Document Type

Article

Publication Date

2000

Publication Title

Touro Law Review

Keywords

Section 1983 litigation, Age Discrimination and Education Act, ADEA, Eleventh Amendment, Alden v. Maine

Abstract

I was asked to address briefly the impact of the Supreme Court's recent Eleventh Amendment, federalism, and state sovereign immunity decisions on Section 1983 litigation. These cases are unlikely to have any direct or significant impact on Section 1983 litigation in the state or federal courts. On the other hand, these decisions will likely have a significant impact on non-Section 1983 litigation, including non-Section 1983 civil rights litigation. For example, a few weeks ago the Supreme Court heard an argument in an Age Discrimination and Education Act (hereinafter "ADEA") case involving claims brought directly against the state. The recent Supreme Court cases to which I am referring are the Tenth Amendment cases involving the Brady Amendment, the Eleventh Amendment cases holding that Congress does not have power under the Commerce Clause to abrogate the state's Eleventh Amendment immunity from suit, and a decision striking down the constitutionality of the Religious Freedom Restoration Act, and, as Judge Pratt mentioned, Alden v.
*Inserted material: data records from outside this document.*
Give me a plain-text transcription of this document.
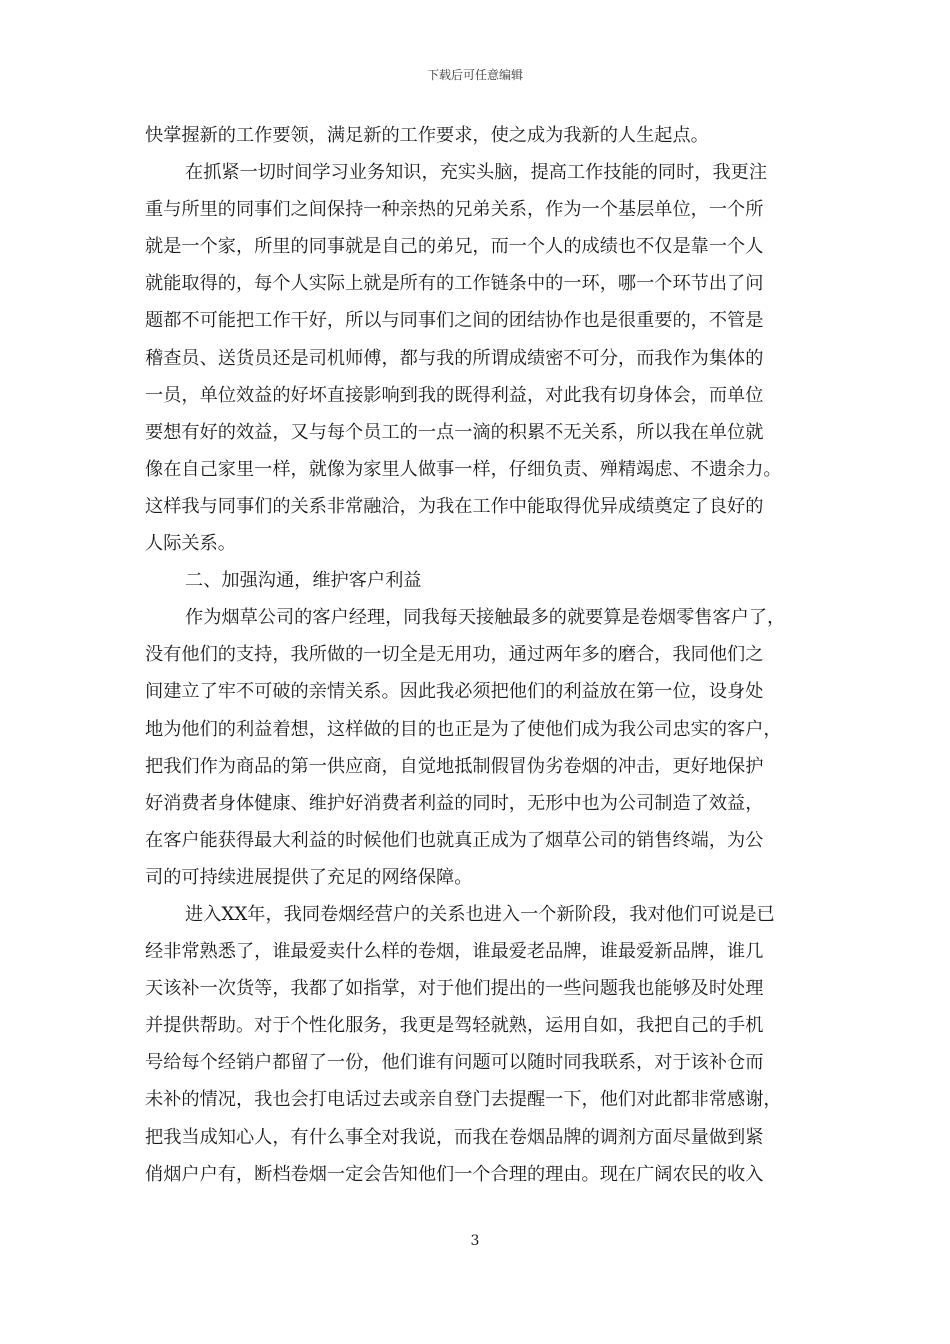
下载后可任意编辑
快掌握新的工作要领，满足新的工作要求，使之成为我新的人生起点。
在抓紧一切时间学习业务知识，充实头脑，提高工作技能的同时，我更注
重与所里的同事们之间保持一种亲热的兄弟关系，作为一个基层单位，一个所
就是一个家，所里的同事就是自己的弟兄，而一个人的成绩也不仅是靠一个人
就能取得的，每个人实际上就是所有的工作链条中的一环，哪一个环节出了问
题都不可能把工作干好，所以与同事们之间的团结协作也是很重要的，不管是
稽查员、送货员还是司机师傅，都与我的所谓成绩密不可分，而我作为集体的
一员，单位效益的好坏直接影响到我的既得利益，对此我有切身体会，而单位
要想有好的效益，又与每个员工的一点一滴的积累不无关系，所以我在单位就
像在自己家里一样，就像为家里人做事一样，仔细负责、殚精竭虑、不遗余力。
这样我与同事们的关系非常融洽，为我在工作中能取得优异成绩奠定了良好的
人际关系。
二、加强沟通，维护客户利益
作为烟草公司的客户经理，同我每天接触最多的就要算是卷烟零售客户了，
没有他们的支持，我所做的一切全是无用功，通过两年多的磨合，我同他们之
间建立了牢不可破的亲情关系。因此我必须把他们的利益放在第一位，设身处
地为他们的利益着想，这样做的目的也正是为了使他们成为我公司忠实的客户，
把我们作为商品的第一供应商，自觉地抵制假冒伪劣卷烟的冲击，更好地保护
好消费者身体健康、维护好消费者利益的同时，无形中也为公司制造了效益，
在客户能获得最大利益的时候他们也就真正成为了烟草公司的销售终端，为公
司的可持续进展提供了充足的网络保障。
进入XX年，我同卷烟经营户的关系也进入一个新阶段，我对他们可说是已
经非常熟悉了，谁最爱卖什么样的卷烟，谁最爱老品牌，谁最爱新品牌，谁几
天该补一次货等，我都了如指掌，对于他们提出的一些问题我也能够及时处理
并提供帮助。对于个性化服务，我更是驾轻就熟，运用自如，我把自己的手机
号给每个经销户都留了一份，他们谁有问题可以随时同我联系，对于该补仓而
未补的情况，我也会打电话过去或亲自登门去提醒一下，他们对此都非常感谢，
把我当成知心人，有什么事全对我说，而我在卷烟品牌的调剂方面尽量做到紧
俏烟户户有，断档卷烟一定会告知他们一个合理的理由。现在广阔农民的收入
3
Maine. Let me focus on Alden, which was not a Section 1983 case, but a state court Fair Labor Standards Act case. The plaintiffs, after having been rebuffed in federal court on their claim for retroactive wages, went into state court where the Eleventh Amendment does not apply. The United States Supreme Court went beyond the text of the Eleventh Amendment and held that the doctrine of state sovereign immunity predated the ratification of the Eleventh Amendment and, therefore, limited the power of Congress acting under the commerce clause to subject states to suit in their own courts. However, Alden creates a number of exceptions. The doctrine the Court identifies in Alden does not apply to suits against local government, suits brought on claims grounded in the Fourteenth Amendment, nor suits for prospective injunctive relief.